Here is an excerpt from their review:
While “on-paper” figures mean a little more here than they may in other segments (these are sports cars after all, and power is prime), it would be a shame to just look at the bold print and write off the Jag.
It’s a little down on power in this V6S trim and costs a little more, but it’s also lighter, its shorter wheelbase means it’s a little more quick to react and the way the car seems to shrink around you when pushed is how a sports car should feel.
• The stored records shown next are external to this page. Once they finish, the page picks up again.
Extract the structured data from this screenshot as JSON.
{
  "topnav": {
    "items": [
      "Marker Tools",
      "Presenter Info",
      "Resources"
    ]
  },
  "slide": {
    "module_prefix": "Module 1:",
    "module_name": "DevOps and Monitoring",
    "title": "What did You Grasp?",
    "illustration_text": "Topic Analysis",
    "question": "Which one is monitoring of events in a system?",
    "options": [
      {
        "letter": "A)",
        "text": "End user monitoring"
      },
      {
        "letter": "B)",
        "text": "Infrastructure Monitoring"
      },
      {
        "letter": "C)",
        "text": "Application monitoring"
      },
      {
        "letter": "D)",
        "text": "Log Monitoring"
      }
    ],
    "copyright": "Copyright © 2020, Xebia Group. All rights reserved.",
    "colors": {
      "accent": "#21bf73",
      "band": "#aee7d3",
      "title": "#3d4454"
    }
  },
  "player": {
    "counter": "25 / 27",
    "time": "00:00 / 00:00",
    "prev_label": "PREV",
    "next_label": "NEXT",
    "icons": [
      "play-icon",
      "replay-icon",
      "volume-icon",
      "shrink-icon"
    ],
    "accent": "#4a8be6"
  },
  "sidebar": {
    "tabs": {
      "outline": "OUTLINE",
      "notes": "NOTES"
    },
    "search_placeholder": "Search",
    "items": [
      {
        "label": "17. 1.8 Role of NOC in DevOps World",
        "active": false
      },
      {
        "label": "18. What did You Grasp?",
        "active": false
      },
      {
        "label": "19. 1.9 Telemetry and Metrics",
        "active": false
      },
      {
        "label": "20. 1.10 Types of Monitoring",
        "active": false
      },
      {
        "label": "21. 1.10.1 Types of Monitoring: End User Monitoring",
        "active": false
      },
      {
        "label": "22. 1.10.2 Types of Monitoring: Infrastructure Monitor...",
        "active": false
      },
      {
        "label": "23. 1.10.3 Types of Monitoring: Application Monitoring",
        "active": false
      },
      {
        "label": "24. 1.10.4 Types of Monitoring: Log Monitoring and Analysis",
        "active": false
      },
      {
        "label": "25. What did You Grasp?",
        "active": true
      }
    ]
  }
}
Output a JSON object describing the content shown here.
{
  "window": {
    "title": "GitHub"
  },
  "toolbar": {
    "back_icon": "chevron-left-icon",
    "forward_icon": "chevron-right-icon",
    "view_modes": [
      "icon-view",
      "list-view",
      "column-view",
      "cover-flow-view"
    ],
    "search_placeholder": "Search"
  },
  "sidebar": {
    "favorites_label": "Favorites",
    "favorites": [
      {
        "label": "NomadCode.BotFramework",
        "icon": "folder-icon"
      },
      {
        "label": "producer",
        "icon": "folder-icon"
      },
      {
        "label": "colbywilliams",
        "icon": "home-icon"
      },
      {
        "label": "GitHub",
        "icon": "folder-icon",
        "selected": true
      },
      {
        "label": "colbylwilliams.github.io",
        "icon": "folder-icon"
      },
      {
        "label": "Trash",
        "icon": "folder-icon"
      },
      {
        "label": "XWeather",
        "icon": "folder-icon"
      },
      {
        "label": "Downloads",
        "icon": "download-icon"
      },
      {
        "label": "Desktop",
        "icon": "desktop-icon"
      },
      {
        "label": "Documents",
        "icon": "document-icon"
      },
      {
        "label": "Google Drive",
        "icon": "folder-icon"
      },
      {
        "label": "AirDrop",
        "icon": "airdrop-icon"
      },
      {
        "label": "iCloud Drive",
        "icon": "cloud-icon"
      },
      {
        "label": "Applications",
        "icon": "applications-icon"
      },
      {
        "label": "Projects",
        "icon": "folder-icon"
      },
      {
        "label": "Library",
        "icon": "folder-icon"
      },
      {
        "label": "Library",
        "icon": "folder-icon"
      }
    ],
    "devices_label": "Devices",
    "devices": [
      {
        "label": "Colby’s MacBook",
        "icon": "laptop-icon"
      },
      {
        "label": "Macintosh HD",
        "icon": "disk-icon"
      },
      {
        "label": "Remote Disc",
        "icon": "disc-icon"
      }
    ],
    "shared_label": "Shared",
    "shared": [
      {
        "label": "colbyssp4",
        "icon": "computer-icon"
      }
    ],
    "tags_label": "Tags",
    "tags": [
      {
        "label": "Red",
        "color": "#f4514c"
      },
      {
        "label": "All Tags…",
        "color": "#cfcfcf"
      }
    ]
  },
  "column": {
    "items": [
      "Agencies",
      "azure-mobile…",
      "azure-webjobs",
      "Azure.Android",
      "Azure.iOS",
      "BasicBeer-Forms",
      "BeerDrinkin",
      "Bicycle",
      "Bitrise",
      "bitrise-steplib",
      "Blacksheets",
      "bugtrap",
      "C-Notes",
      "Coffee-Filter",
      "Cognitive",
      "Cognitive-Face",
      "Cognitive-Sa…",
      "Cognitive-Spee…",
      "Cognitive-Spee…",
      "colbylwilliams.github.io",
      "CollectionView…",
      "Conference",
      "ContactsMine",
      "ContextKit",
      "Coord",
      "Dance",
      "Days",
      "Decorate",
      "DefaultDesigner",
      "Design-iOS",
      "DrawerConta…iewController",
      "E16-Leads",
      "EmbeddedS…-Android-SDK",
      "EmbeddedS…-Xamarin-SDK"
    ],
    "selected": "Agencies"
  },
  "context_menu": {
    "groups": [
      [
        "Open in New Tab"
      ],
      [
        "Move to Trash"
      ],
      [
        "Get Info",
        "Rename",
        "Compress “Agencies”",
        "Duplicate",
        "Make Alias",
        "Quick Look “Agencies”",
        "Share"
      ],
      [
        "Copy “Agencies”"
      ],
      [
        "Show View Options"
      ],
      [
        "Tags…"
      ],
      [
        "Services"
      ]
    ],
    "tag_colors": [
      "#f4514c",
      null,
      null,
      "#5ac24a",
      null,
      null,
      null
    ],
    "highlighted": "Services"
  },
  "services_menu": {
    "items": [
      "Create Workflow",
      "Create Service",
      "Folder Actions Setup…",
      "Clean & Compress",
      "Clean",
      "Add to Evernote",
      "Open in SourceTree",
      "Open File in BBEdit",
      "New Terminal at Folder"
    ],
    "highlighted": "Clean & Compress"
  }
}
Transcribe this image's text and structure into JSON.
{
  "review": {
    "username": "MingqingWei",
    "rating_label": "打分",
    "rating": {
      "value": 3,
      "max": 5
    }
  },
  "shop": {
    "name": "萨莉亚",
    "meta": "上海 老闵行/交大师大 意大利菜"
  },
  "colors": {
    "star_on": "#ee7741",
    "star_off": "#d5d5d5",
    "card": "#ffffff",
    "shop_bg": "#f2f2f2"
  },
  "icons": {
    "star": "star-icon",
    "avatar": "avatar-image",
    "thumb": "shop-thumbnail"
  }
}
Then, there’s the sound. Even with Dynamic Mode deactivated (this adds exhaust baffling as a default), the drone emitted through those potato canon tailpipes leaves little to the imagination. Activate Dynamic Mode with a flip of a (copper, of course) toggle switch mounted northwest of the gear lever and the sound becomes absolutely feral, the banshee-like wail interrupted only by satisfying “CRACK-CRACK-CRACK” through the exhaust between shifts or when backing off the throttle. It’s loud (I’d open the windows while passing through a tunnel just to get the full effect), it can be heard coming for miles and to be honest, while there’s a button used just to activate the loud exhaust, we used it more to deactivate the noise in Dynamic Mode (it defaults to “on” as soon as you select Dynamic). It sounds great, but it can be a little too much after a while.
Trouble is, as loud as the proceedings are, they’re not always accompanied by as much forward progress as you’d like.
Both peak horsepower and torque come at 6,500 rpm, which is just a little more than you’d expect from a supercharged power plant, superchargers normally being used to boost power at lower revs. As a result, you’re left having to rev the car almost as much as you would most turbocharged engines to get that thrust, that push in your chest as you hurtle forward.
Unless, of course, your turbocharged car happens to have two turbochargers with BMW TwinPower tech, as the M4 does. It makes its peak hp at 5,500 rpm and keeps things on boil all the way to 7,300. Which is great even though you’ll likely already be holding on because peak torque comes at a 1,850 rpm and continues spiriting you forward at 5,500. That’s a powerband you can work with and it’s something the Jag simply can’t match. This M4 is seriously fast.
We talk about the Jag weighing less, but BMW has made numerous adjustments including that aforementioned carbon-fibre roof, aluminum fenders, aluminum hood, a carbon driveshaft and even a carbon strut tower brace to help lower the curb weight to a respectable 1,601 kg.